Life, however, chose a different path and I became a serious physician scientist. Yet those dreams remain luminous, untouched by time. Winters and chrysanthemums—they were, and still are, beautiful.

Tuesday, 25 November 2025

Duliajan and Queen's Crape-Myrtle

Duliajan will always hold a piece of my soul. I remember the many rainy days—how I would watch from the window, mesmerized by the gulmohar and queen’s crape-myrtle blooms. Splashes of yellow, violet, and enchanting mauve shimmered against a grey backdrop. How I wish I could be wrapped in that soulful beauty again.

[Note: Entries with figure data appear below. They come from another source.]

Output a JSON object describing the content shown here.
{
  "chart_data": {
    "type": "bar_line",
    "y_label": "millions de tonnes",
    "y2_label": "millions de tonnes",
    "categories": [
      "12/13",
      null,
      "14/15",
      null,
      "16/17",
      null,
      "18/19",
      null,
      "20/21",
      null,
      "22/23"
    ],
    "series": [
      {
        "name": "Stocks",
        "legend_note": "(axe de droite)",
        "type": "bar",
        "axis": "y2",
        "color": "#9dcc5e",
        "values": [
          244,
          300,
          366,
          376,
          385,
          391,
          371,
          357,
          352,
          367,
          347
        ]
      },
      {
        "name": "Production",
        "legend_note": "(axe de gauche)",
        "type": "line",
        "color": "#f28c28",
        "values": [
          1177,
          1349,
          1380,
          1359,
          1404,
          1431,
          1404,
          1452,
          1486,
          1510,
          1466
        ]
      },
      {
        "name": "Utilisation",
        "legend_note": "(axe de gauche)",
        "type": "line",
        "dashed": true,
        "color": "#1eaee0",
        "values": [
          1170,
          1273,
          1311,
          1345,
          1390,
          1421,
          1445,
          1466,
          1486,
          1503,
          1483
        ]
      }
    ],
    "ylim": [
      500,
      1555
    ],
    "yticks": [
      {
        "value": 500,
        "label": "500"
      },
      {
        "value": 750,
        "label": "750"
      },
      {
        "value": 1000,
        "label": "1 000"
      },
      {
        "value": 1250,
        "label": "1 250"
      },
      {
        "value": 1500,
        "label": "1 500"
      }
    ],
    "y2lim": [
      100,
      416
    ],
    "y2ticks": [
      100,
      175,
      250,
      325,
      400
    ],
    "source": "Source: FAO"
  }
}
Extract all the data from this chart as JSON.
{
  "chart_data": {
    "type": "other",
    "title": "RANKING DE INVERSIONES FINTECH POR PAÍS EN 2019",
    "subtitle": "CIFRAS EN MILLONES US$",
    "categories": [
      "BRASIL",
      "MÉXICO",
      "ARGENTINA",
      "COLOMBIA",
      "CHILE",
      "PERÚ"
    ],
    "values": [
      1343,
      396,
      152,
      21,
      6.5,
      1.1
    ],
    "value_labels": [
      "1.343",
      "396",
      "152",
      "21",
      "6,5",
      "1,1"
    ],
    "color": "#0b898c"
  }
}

I remember sitting beneath the vast, starlit sky, tracing constellations and counting the moments when the moon slipped behind drifting clouds. Sometimes I would see flashes of orange in the sky. Sometimes I would hear the distant bell ring. The breeze carried the fragrance of plumeria and nyctanthes. Looking back, it feels right to say that my entire childhood in that quaint little town was a gift. The people were warm and loving; the whole town felt like one large family. Home was, in every sense, a haven.


I remember the countless car rides with my parents—my head tilted against the backrest, watching the streetlights with a silly grin, or quarreling with my brother and immediately complaining to the adults. I lived those moments fully, without knowing how precious they were. Today, when I look back, I’m simply grateful I was there.

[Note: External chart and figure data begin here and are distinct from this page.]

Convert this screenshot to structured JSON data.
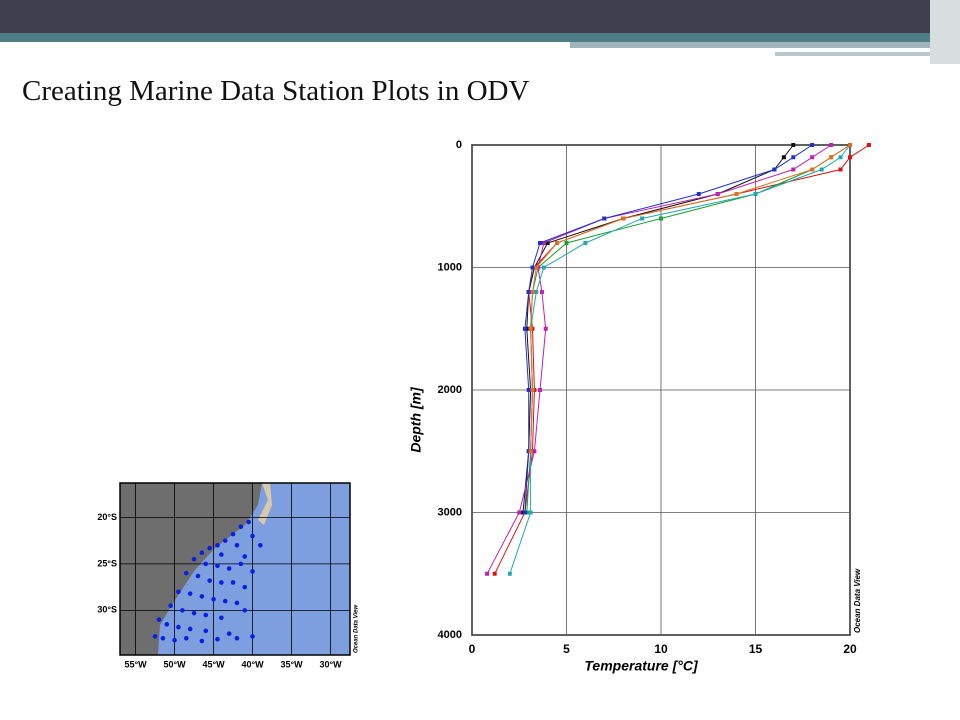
{
  "slide": {
    "title": "Creating Marine Data Station Plots in ODV"
  },
  "chart_data": [
    {
      "type": "scatter",
      "annotation": "Ocean Data View",
      "color": "#0a1fe0",
      "xlim": [
        -57,
        -27.5
      ],
      "ylim": [
        -34.8,
        -16.3
      ],
      "xticks": [
        {
          "value": -55,
          "label": "55°W"
        },
        {
          "value": -50,
          "label": "50°W"
        },
        {
          "value": -45,
          "label": "45°W"
        },
        {
          "value": -40,
          "label": "40°W"
        },
        {
          "value": -35,
          "label": "35°W"
        },
        {
          "value": -30,
          "label": "30°W"
        }
      ],
      "yticks": [
        {
          "value": -20,
          "label": "20°S"
        },
        {
          "value": -25,
          "label": "25°S"
        },
        {
          "value": -30,
          "label": "30°S"
        }
      ],
      "grid": true,
      "x": [
        -40.5,
        -41.5,
        -42.5,
        -40,
        -43.5,
        -44.5,
        -45.5,
        -46.5,
        -42,
        -44,
        -41,
        -47.5,
        -46,
        -44.5,
        -43,
        -41.5,
        -40,
        -48.5,
        -47,
        -45.5,
        -44,
        -42.5,
        -41,
        -49.5,
        -48,
        -46.5,
        -45,
        -43.5,
        -42,
        -50.5,
        -49,
        -47.5,
        -46,
        -44,
        -52,
        -51,
        -49.5,
        -48,
        -46,
        -43,
        -52.5,
        -51.5,
        -50,
        -48.5,
        -46.5,
        -44.5,
        -42,
        -40,
        -39,
        -41
      ],
      "values": [
        -20.5,
        -21,
        -21.8,
        -22,
        -22.5,
        -23,
        -23.3,
        -23.8,
        -23,
        -24,
        -24.2,
        -24.5,
        -25,
        -25.2,
        -25.5,
        -25,
        -25.8,
        -26,
        -26.3,
        -26.8,
        -27,
        -27,
        -27.5,
        -28,
        -28.2,
        -28.5,
        -28.8,
        -29,
        -29.2,
        -29.5,
        -30,
        -30.3,
        -30.5,
        -30.8,
        -31,
        -31.5,
        -31.8,
        -32,
        -32.2,
        -32.5,
        -32.8,
        -33,
        -33.2,
        -33,
        -33.3,
        -33.1,
        -33,
        -32.8,
        -23,
        -30
      ]
    },
    {
      "type": "line",
      "annotation": "Ocean Data View",
      "x_label": "Temperature [°C]",
      "y_label": "Depth [m]",
      "xlim": [
        0,
        20
      ],
      "ylim": [
        0,
        4000
      ],
      "y_inverted": true,
      "xticks": [
        0,
        5,
        10,
        15,
        20
      ],
      "yticks": [
        0,
        1000,
        2000,
        3000,
        4000
      ],
      "grid": true,
      "y": [
        0,
        100,
        200,
        400,
        600,
        800,
        1000,
        1200,
        1500,
        2000,
        2500,
        3000,
        3500
      ],
      "series": [
        {
          "color": "#e01010",
          "values": [
            21,
            20,
            19.5,
            14,
            8,
            4.5,
            3.3,
            3,
            3.2,
            3.3,
            3.2,
            2.8,
            1.2
          ]
        },
        {
          "color": "#18a030",
          "values": [
            20,
            19,
            18,
            15,
            10,
            5,
            3.5,
            3.2,
            3.1,
            3.2,
            3.1,
            2.9,
            null
          ]
        },
        {
          "color": "#111111",
          "values": [
            17,
            16.5,
            16,
            13,
            8,
            4,
            3.3,
            3,
            2.9,
            3.1,
            3,
            2.7,
            null
          ]
        },
        {
          "color": "#c020b0",
          "values": [
            19,
            18,
            17,
            13,
            7,
            3.8,
            3.5,
            3.7,
            3.9,
            3.6,
            3.3,
            2.5,
            0.8
          ]
        },
        {
          "color": "#20a8b0",
          "values": [
            20,
            19.5,
            18.5,
            15,
            9,
            6,
            3.8,
            3.4,
            3.1,
            3.2,
            3.1,
            3.1,
            2.0
          ]
        },
        {
          "color": "#2030d0",
          "values": [
            18,
            17,
            16,
            12,
            7,
            3.6,
            3.2,
            3,
            2.8,
            3,
            3,
            2.8,
            null
          ]
        },
        {
          "color": "#e07020",
          "values": [
            20,
            19,
            18,
            14,
            8,
            4.5,
            3.4,
            3.2,
            3.1,
            3.2,
            3.1,
            null,
            null
          ]
        }
      ]
    }
  ]
}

And somewhere in its quiet corners, I hope Duliajan remembers me too.


PS: This is dedicated to someone who inspired me to cherish the good in life - Anita Aunty!

Monday, 24 November 2025

The Usual Comp Off

I was savoring a bowl of rice flakes with dried berries softened in curd when a loose chain of thoughts began to unfurl. It started with the notion that everything must end someday—so what am I doing with the time I have? I’ve always rushed through life; maybe it’s time to slow down. It really is nice to enjoy every spoonful without thinking about the laundry waiting to be washed or the dishes piling up.


And then I wondered: am I staying connected enough to the people I care about, even though being a recluse makes me strangely happy? Today feels like one of those days when solitude is my preferred company. But does all this thinking help at all? I never imagined my life would take the turns it has, so I’ve stopped trying to predict where it’s going. I focus on small actions in the present and try not to think too far ahead. Tomorrow isn’t promised, after all.


When the final curtain falls, it’ll be something I could never have planned or anticipated. Life would have run a course that was beyond the mind's control. Life would have run a course according to the surrender of the mind.


Anyway, back to my bowl of rice flakes and berries soaked in curd. It’s delicious.